According to Song, two major factors for growth are the improvement in external demand and the reform dividend, whose effects will be more salient in the second half.

China's exports in January beat estimates to rise 10.6 percent year-on-year, but plunged 18.1 percent in February from a year earlier, adding uncertainty to the sector.

Li promised in his work report on Wednesday to push ahead a slew of reform initiatives, including further cutting administrative review and approval items for businesses, pushing forward hybrid ownership in the State-owned sector and reform of the fiscal and taxation system.

Sun Xuegong, another researcher at the Institute of Economic Research under the NDRC, said structural reform and growth are not necessarily mutually exclusive, and reform requires a certain level of economic growth.

"There is already a lot of talk that when growth is too fast it is not a good time for reform. But what has not been discussed much is when growth slows too much, it is not good for reform either, as decelerated growth and a stagnant living standard will curb the need for industrial upgrading," Sun said.

Another concern among economists is that growth will be dragged down by slowing investment, because fixed-asset investment accounted for about half of the country's growth in the past few years. The NDRC's report this year has already lowered its expectation for fixed-asset investment to 17.5 percent, down from 18 percent a year ago.

Song acknowledged there are many negative factors in investment, including a glut of capacity in some industries, and rising borrowing costs. But he also pointed out a number of "bright spots" for investment.

One is the fast growing investment in strategic and emerging industries, such as biotechnology, new materials and alternative energy.

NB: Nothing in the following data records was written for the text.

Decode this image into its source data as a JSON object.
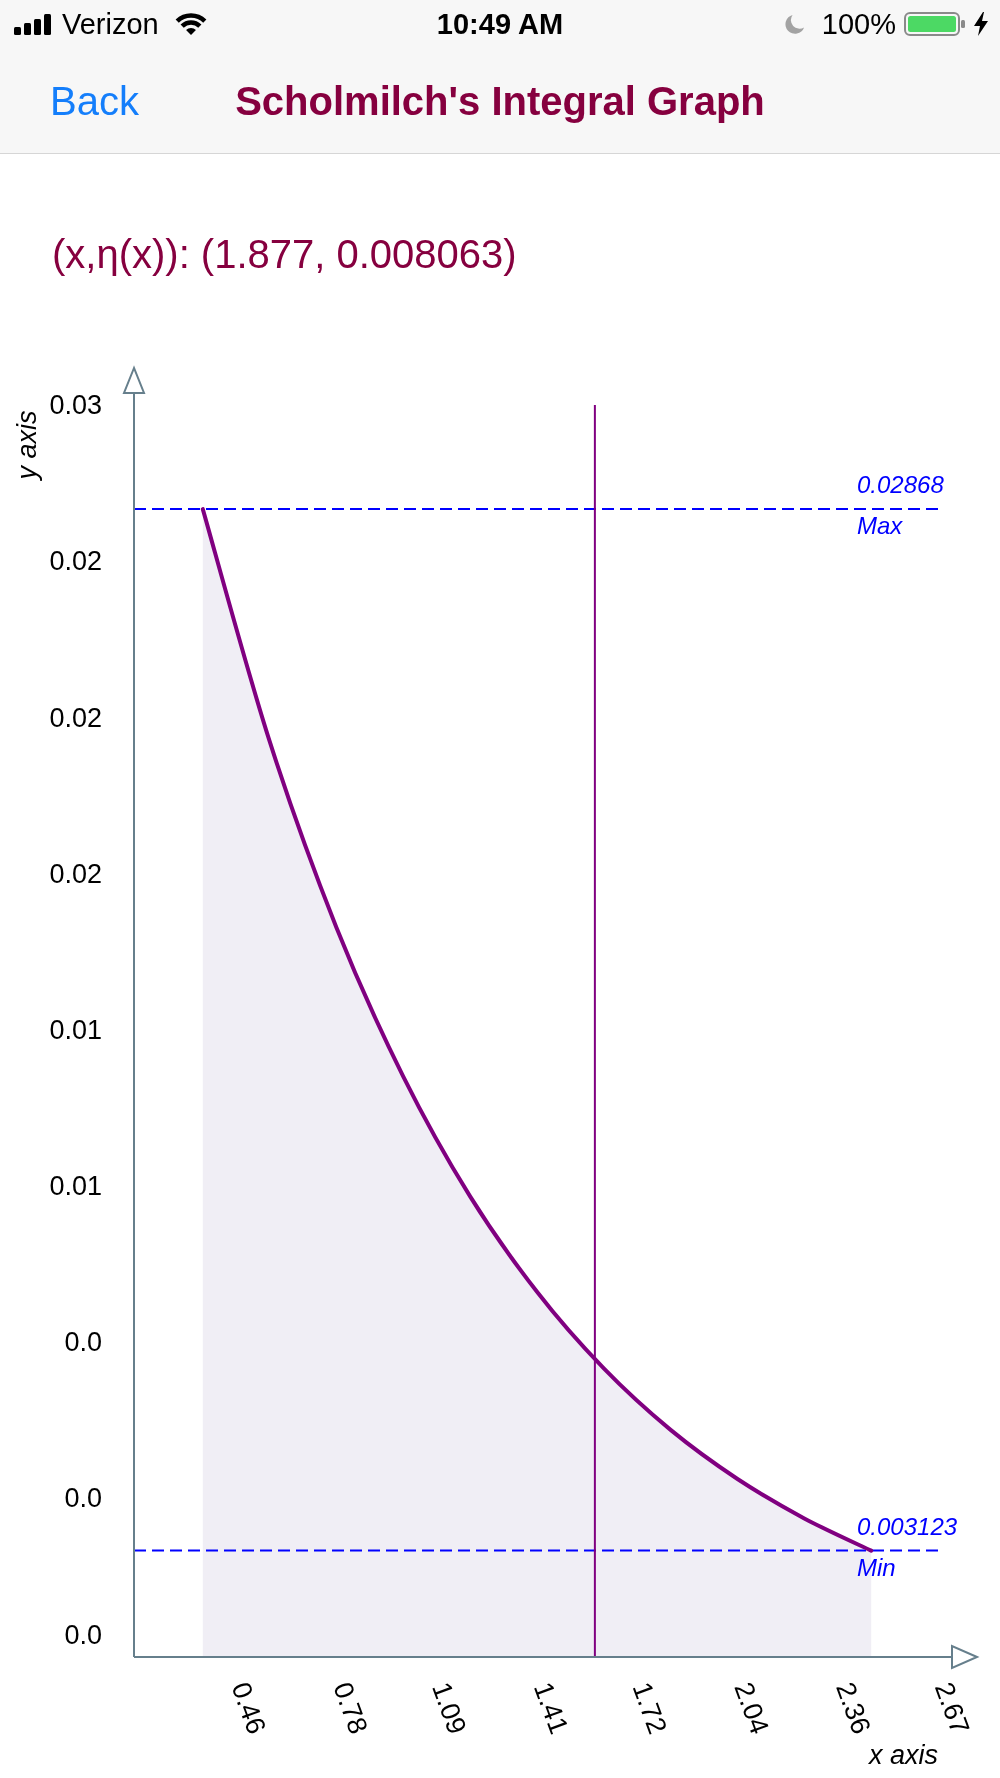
{
  "status_bar": {
    "carrier": "Verizon",
    "time": "10:49 AM",
    "battery": "100%"
  },
  "nav_bar": {
    "back": "Back",
    "title": "Scholmilch's Integral Graph"
  },
  "readout": "(x,η(x)): (1.877, 0.008063)",
  "graph": {
    "chart_data": {
      "type": "area",
      "xlabel": "x axis",
      "ylabel": "y axis",
      "x": [
        0.316,
        0.526,
        0.736,
        0.946,
        1.156,
        1.366,
        1.576,
        1.786,
        1.996,
        2.206,
        2.416
      ],
      "series": [
        {
          "color": "#800080",
          "values": [
            0.02563,
            0.02057,
            0.01651,
            0.01326,
            0.01065,
            0.00857,
            0.0069,
            0.00556,
            0.00449,
            0.00363,
            0.00293
          ]
        }
      ],
      "xlim": [
        0.1,
        2.67
      ],
      "ylim": [
        0.00061,
        0.02816
      ],
      "xticks": [
        0.46,
        0.78,
        1.09,
        1.41,
        1.72,
        2.04,
        2.36,
        2.67
      ],
      "yticks": [
        {
          "value": 0.0279,
          "label": "0.03"
        },
        {
          "value": 0.0245,
          "label": "0.02"
        },
        {
          "value": 0.02108,
          "label": "0.02"
        },
        {
          "value": 0.01768,
          "label": "0.02"
        },
        {
          "value": 0.01428,
          "label": "0.01"
        },
        {
          "value": 0.01088,
          "label": "0.01"
        },
        {
          "value": 0.00748,
          "label": "0.0"
        },
        {
          "value": 0.00408,
          "label": "0.0"
        },
        {
          "value": 0.00109,
          "label": "0.0"
        }
      ],
      "ref_lines": [
        {
          "axis": "y",
          "value": 0.02563,
          "label": "Max"
        },
        {
          "axis": "y",
          "value": 0.00293,
          "label": "Min"
        },
        {
          "axis": "x",
          "value": 1.548
        }
      ],
      "annotations": [
        "0.02868",
        "0.003123"
      ]
    }
  }
}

For traditional industries, there is also enormous demand for technological renovation and equipment upgrading.

In the long term, the rising of information technology and the service sector is also one of the bright spots, Song said.

For the property sector, he said demand remained robust in many county-level cities as massive numbers of migrant workers, after earning money in large cities, buy houses in their hometowns.

Separately, the consumer price index, a main gauge of inflation, increased 2 percent year-on-year in February, down from 2.5 percent in January, the National Bureau of Statistics said on Sunday.